You can place one leg in front or lower the bottom knee to the ground for a less strenuous variation. Want to ramp things up a notch? Try stacking your feet or lifting the top leg to make a starfish shape with your body.
4. Triceps Dips
You don’t want your underarm to continue wagging when you wave goodbye. Tone the back of your arms with triceps dips. Begin by sitting with your knees bent, then elevate your body into a reverse tabletop position. Bend your elbows, bringing your glutes closer to the floor, then extend, using the back of your arms to lift you.
You can make this move harder by extending your legs straight. If you want an even bigger challenge, use your staircase to increase the elevation.
Your lower body muscles are the largest in your body, meaning they do double duty. They elevate your heart rate while toning your lower half.
Squats are the ultimate lower-body exercise, and you don’t need any equipment. Lower yourself down as if you were going to sit in a chair, bending at the knees. Glance down — you should be able to see the tips of your sneakers in front of your knees.

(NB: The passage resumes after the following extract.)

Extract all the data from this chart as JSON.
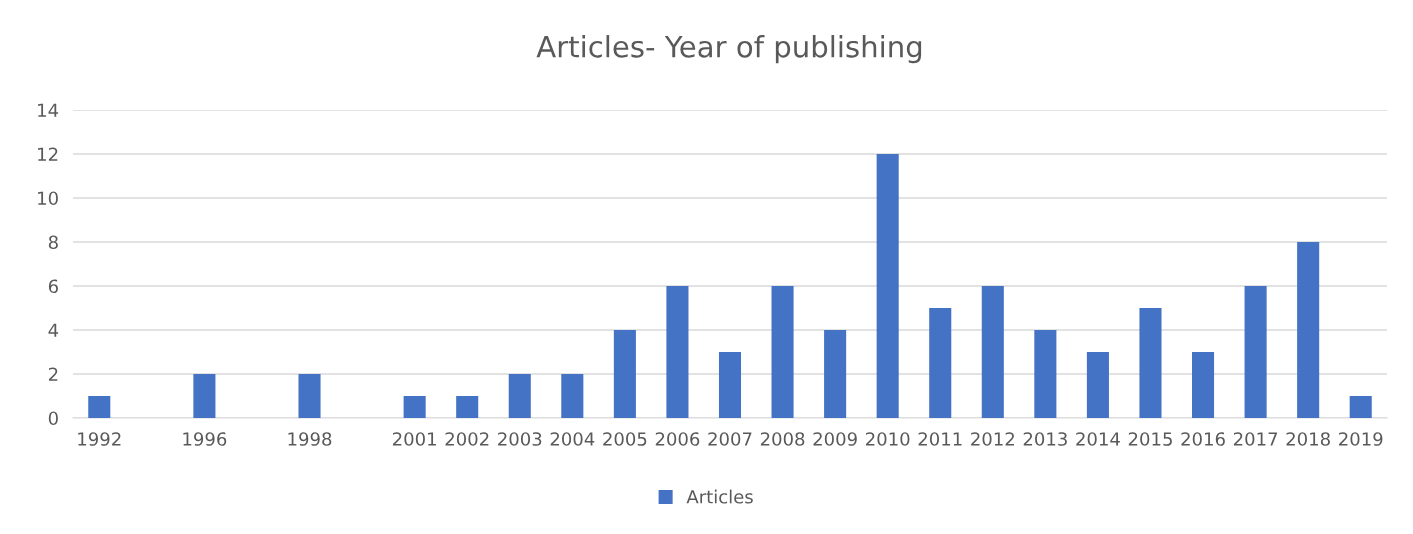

You can increase the intensity by adding weights. Another option is to do squat jumps, where you leap as you rise from a bent-knee position.
Lunges work your entire leg while elevating your heart rate. To perform this movement correctly, step forward enough so that your front leg bends at a 90-degree angle. Lower yourself so that your back knee almost touches the ground. Return to the starting position and repeat on the other leg.
You can perform a walking variation of this movement, propelling yourself forward with each lunge. Another option is adding hand weights to increase the intensity.
Burpees are the movement everyone loves to hate, but they’re one of the best exercises that you can do at home. If you practice Ashtanga yoga, you’ll notice many similarities to some of the postures in a classic sun salutation in this movement.
Begin standing. Drop down to a pushup position, by either stepping or hopping back while you bring your palms to the earth. Complete a pushup, then hop or step your feet back to your hands. Finish by returning to the standing starting position — or add a leap for extra intensity.
8. Jump Rope
You can do this cardiovascular exercise with no equipment at all. Simply pretend you have a rope as you swivel your wrists and hop. If jumping is a no-go for you due to arthritis or injury, you can simply raise on your toes and bend your knees slightly. You’ll still elevate your heart rate.
If you do have a rope, feel free to get fancy. You can alternate single and double-legged hops, even make like a boxer by twirling the rope at the end.
This exercise doesn’t refer to the wheeled versions with pedals. Instead, you’ll work your entire abdominal area.
Lie on your back on the floor, bringing your knees to your chest, with your fingertips resting against your ears. Extend one leg as you twist toward the opposite knee, bringing the elbow to touch. Switch sides, and repeat as often as you can before getting tired.
Exercises That You Can Do at Home
You don’t have to return to the gym to get your fitness groove back on post-quarantine. Do these nine easy exercises at home to work your whole body.